Thursday: not enough time…

(this was the only post I managed to write actually from Calais at the time, due to lack of net access. I have now put it in its chronological place within what I’ve managed to write since. You may find posts you’ve not yet seen further back)
image2 …here at the net at some hotel bar in Calais before the last bus to near the camp goes, or in the day either. Came in at the end of treating maybe 100 people today in our great little first aid caravan, to buy more disposeable cups for cough syrup and French lemsips, and now have so little time and such a jumble in my head. The camp is amazing and sad and terrible and beautiful.

It is amazing because it is a community and there are restaurants and a barber’s and a women’s centre and a tiny library called Jungle Books where I took the children’s books and games that were donated via us.

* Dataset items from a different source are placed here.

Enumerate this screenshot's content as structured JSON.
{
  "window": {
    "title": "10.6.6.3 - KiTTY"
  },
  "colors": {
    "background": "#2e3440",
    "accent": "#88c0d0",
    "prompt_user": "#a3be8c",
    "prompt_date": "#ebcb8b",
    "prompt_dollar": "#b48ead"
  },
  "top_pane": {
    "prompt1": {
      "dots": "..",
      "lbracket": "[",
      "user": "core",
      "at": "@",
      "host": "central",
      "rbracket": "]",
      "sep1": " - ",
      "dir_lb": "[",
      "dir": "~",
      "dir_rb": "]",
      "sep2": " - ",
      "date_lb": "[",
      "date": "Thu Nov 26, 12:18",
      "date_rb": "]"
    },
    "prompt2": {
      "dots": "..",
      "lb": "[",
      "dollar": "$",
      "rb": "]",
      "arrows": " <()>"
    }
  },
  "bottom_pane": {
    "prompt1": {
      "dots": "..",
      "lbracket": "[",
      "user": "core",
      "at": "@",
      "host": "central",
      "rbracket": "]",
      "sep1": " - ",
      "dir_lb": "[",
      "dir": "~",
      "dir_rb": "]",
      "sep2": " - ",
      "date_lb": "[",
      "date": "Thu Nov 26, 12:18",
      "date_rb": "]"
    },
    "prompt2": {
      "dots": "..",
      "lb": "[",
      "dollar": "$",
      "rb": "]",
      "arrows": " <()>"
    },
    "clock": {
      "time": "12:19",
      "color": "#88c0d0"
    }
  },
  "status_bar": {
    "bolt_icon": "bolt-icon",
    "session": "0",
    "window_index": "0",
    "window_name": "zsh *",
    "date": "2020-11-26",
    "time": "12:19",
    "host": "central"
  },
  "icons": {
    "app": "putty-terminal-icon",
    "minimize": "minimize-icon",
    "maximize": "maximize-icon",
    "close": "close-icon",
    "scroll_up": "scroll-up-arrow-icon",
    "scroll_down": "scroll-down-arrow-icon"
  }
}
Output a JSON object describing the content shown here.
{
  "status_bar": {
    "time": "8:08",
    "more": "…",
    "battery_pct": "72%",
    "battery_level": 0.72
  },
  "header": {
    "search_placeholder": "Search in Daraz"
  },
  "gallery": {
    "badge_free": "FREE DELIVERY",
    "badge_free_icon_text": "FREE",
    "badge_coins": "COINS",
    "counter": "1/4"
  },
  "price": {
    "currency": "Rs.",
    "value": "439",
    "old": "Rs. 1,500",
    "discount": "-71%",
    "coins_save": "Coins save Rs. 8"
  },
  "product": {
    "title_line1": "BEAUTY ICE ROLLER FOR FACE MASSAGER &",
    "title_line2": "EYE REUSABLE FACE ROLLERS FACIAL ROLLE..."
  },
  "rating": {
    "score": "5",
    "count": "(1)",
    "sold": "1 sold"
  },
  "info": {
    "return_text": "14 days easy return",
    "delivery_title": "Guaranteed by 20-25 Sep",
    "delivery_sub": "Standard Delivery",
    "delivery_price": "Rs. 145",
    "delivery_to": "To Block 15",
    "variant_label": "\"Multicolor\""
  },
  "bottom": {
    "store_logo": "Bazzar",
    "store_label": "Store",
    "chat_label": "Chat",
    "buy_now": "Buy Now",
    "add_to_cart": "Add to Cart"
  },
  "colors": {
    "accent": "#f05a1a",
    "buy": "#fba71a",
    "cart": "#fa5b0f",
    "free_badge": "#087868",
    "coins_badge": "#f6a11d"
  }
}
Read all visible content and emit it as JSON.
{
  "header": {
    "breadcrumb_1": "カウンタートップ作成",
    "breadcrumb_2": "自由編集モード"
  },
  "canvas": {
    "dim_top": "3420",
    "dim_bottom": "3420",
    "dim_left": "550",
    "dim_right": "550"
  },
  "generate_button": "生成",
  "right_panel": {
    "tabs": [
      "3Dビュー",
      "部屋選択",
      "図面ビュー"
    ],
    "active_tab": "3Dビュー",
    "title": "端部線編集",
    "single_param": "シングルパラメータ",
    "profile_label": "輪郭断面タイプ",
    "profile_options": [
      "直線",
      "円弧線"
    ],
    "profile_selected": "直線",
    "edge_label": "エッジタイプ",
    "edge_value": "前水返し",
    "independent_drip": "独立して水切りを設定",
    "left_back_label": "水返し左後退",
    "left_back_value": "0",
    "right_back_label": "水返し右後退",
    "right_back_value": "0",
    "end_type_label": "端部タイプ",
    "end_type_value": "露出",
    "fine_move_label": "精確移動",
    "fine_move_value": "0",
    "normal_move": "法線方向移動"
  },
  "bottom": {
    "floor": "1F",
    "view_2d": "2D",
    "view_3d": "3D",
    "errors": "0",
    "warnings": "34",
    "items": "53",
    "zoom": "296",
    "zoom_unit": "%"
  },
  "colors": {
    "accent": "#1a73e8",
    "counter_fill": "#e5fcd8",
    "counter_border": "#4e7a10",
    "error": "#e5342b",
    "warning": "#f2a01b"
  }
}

It is sad because our first day, if you half shut your eyes, it looked a bit like a really weird festival the morning after, but then it rained during the night and those creative crazy structures could only be seen as what they are: homes made out of fragments that helplessly let the rain through on cold, ill people.

It is terrible because of the armoured up gun-carrying police that march through the place and occasionally beat people up; because every night men and women and children, instead of going to bed, walk three hours in flip flops with their few possessions left to do battle with those police, with the road, the train, the trucks, the dogs trained by those police, the massive fences, the razorwire, and their own fear, to try to reach the promise of a safe home, a job, a future.

It is beautiful becase the children still laugh, the adults still make jokes, because some of these little shacks are painstakingly lined with pristine towels and blankets and decorated with soft toys and a tray of sweets for visitors like me and have a perfectly clean floor.

And because everyone still clings to hope, despite the nights it leaves you with palms full of razor wire wounds. And because the three pregnant women I have met in the last two days (6 months, 7 months, and due any moment now) have georgous smiles and good health and as far as anyone can tell, little babies that are absolutely fine.